What you can do: Talk to your health care provider to rule out medical problems such as ovaries, endometriosis or vaginal cramps. If this is not the problem, your doctor may recommend physiotherapy, pelvic surgery or surgery to treat the cause of the pain, says Wurry. “It is important to understand that the first treatment does not always work and that there are sometimes multiple attempts at healing before it is successful,” he says.
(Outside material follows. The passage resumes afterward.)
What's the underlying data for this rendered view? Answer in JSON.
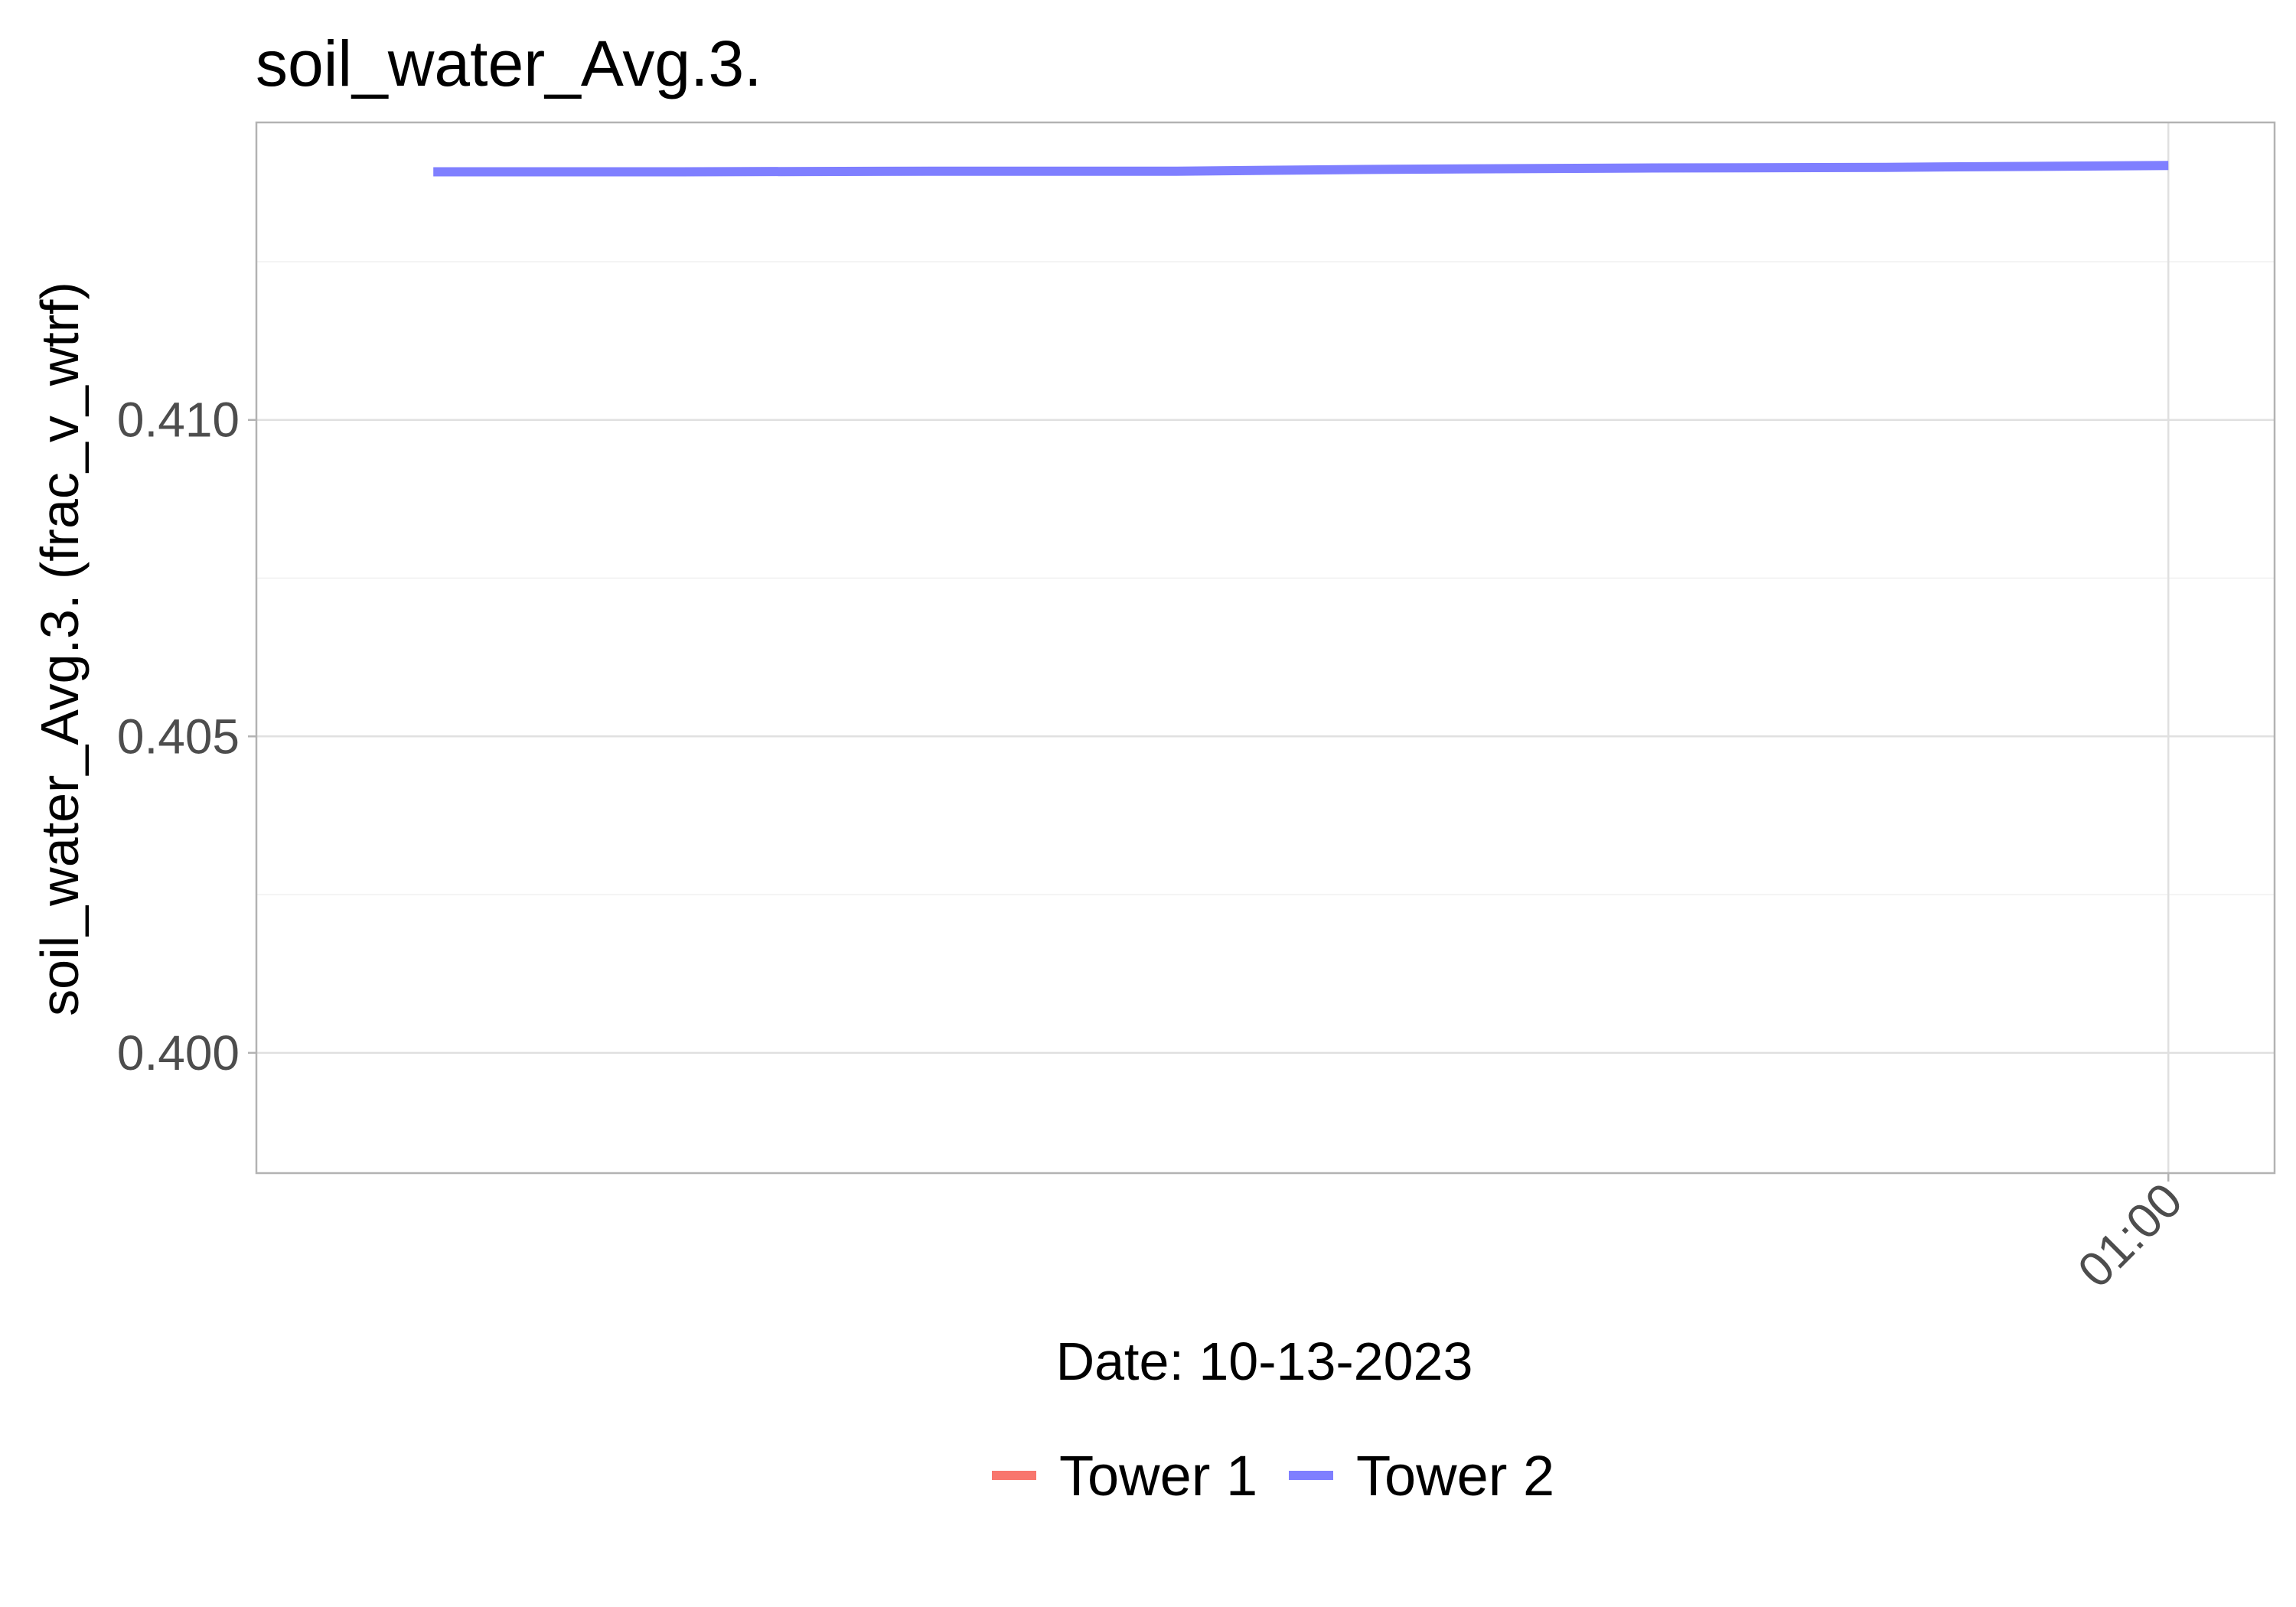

Why it happens: The inability to thrill can be due to several reasons, such as anxiety or insufficient stimulation (which means you need more caresses). If you suffer from dryness or pain during sexual intercourse, it can also be difficult to operate. The hormonal changes caused by menopause or sexual problems of the couple (such as erectile dysfunction or premature ejaculation) can increase the difficulty of the mood.
What you can do: work with your health care provider to learn the underlying cause that does not cause your anger, highly recommended. He or she can help you get the right treatment to correct the problem, whether it’s seeking a sexual treatment, a medication (such as hormones) or a cure for your partner’s problem, he says.
The problem of reaching orgasm.
Why it happens: “About 5 percent of women who have menopause have problems with orgasm,” says Worly. Apart from the hormonal changes, the lack of access to orgasm may be due to anxiety, insufficient previous games, certain medications and chronic diseases.
What you can do: Like other forms of impotence, it is important to talk with your doctor to address the underlying problem before trying to treat it. In the meantime, try to be more alert as you get it by paying attention to the sensations as they occur. Research published in June 2015 in the Sex Research Journal suggests that attention during sex can facilitate orgasm. Wurley says it can also be useful to add a vibrator to your sexual repertoire. “Vibrators are now sold in most pharmacies, both in the store and online, so it is possible to buy them discreetly from the comfort of your home,” he says.